No es un concepto etéreo ni una expresión de buenos deseos. La Paz Orgánica es un sistema de administración de la convivencia que asume que la estabilidad de una ciudad no emana de acuerdos de cúpula, sino del entrenamiento diario del ciudadano. Es la transición de una sociedad que “espera ser cuidada” a una sociedad que “decide cuidar”.
El Ciudadano como Nodo de Proximidad
El corazón de esta estrategia son los Nodos de Proximidad. Imaginemos que el tendero, el abogado o el maestro de Coacalco no son solo actores económicos, sino Centinelas de Paz certificados. Mediante protocolos de COMNAPAZ, estos ciudadanos se convierten en primeros respondientes sociales. Su misión: resolver el conflicto vecinal en el “metro cuadrado” antes de que escale a un juzgado o a una tragedia.
Esto genera lo que los expertos llamamos Vigilancia Natural. Cuando el ciudadano se apropia de su entorno, la necesidad de presencia policial estática disminuye, permitiendo que la fuerza pública se concentre en delitos de alto impacto con una precisión quirúrgica.

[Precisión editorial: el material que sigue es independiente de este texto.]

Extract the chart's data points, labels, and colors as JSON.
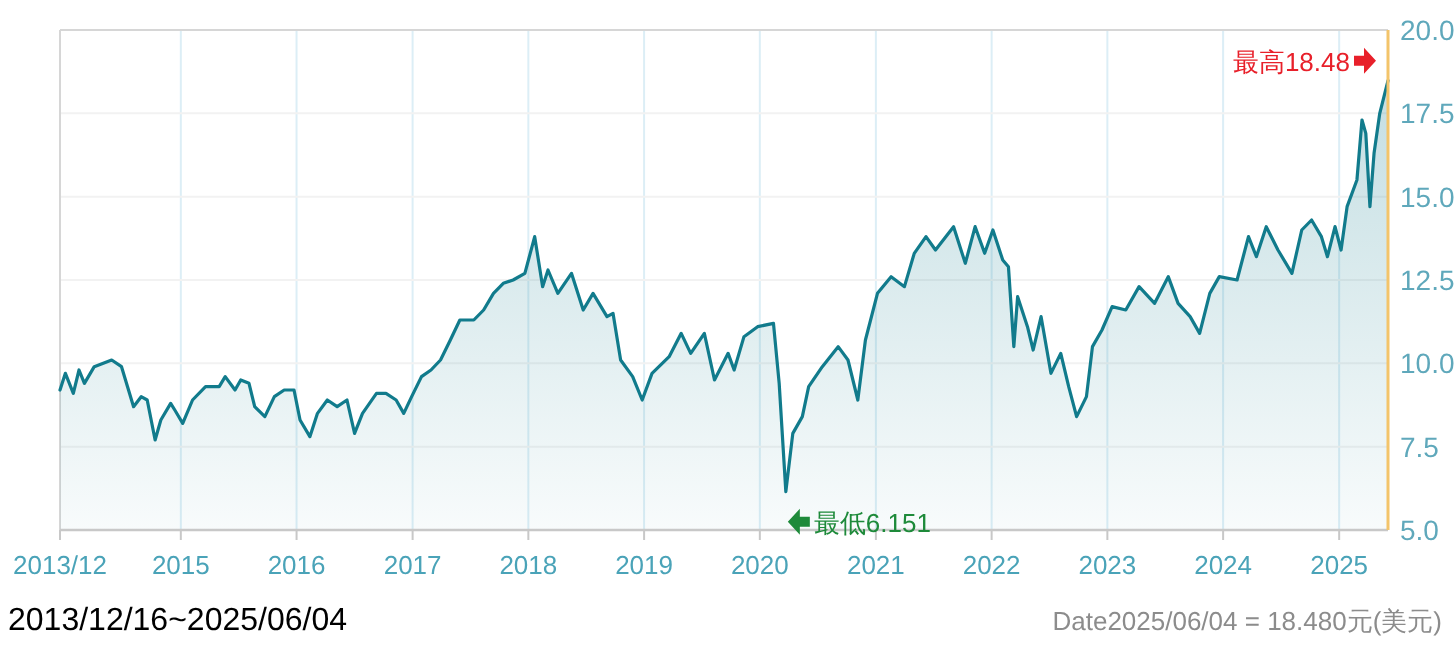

Una Alianza con Rostro Humano
Lo que hace único este modelo en Coacalco es su capacidad de sumar el capital social existente. Al integrar a la sociedad civil y a líderes de confianza comunitaria, el gobierno ejerce una Gobernanza Científica. Utiliza el “software” de la cultura de paz y los valores para hacer funcionar el “hardware” de la ley y la gobernabilidad.
El Activo Auditable
Para un gobierno de “Experiencia y Resultados”, la Paz Orgánica ofrece lo que la política tradicional suele olvidar: indicadores medibles (KPIs). Desde el Índice de Corresponsabilidad Ciudadana (ICC) hasta la Tasa de Mediación (TRCM), cada acción se convierte en un dato auditable que blinda la imagen institucional y ofrece resultados tangibles a la academia y a los organismos internacionales.
La invitación para Coacalco está sobre la mesa. El municipio tiene la oportunidad de dejar de ser solo una estadística de éxito para convertirse en un testimonio nacional. Pasar de la gestión de crisis a la administración de la convivencia es el sello de un liderazgo que no solo gestiona para el presente, sino que construye un legado para la posteridad. La paz, finalmente, ha dejado de ser una promesa para convertirse en una técnica.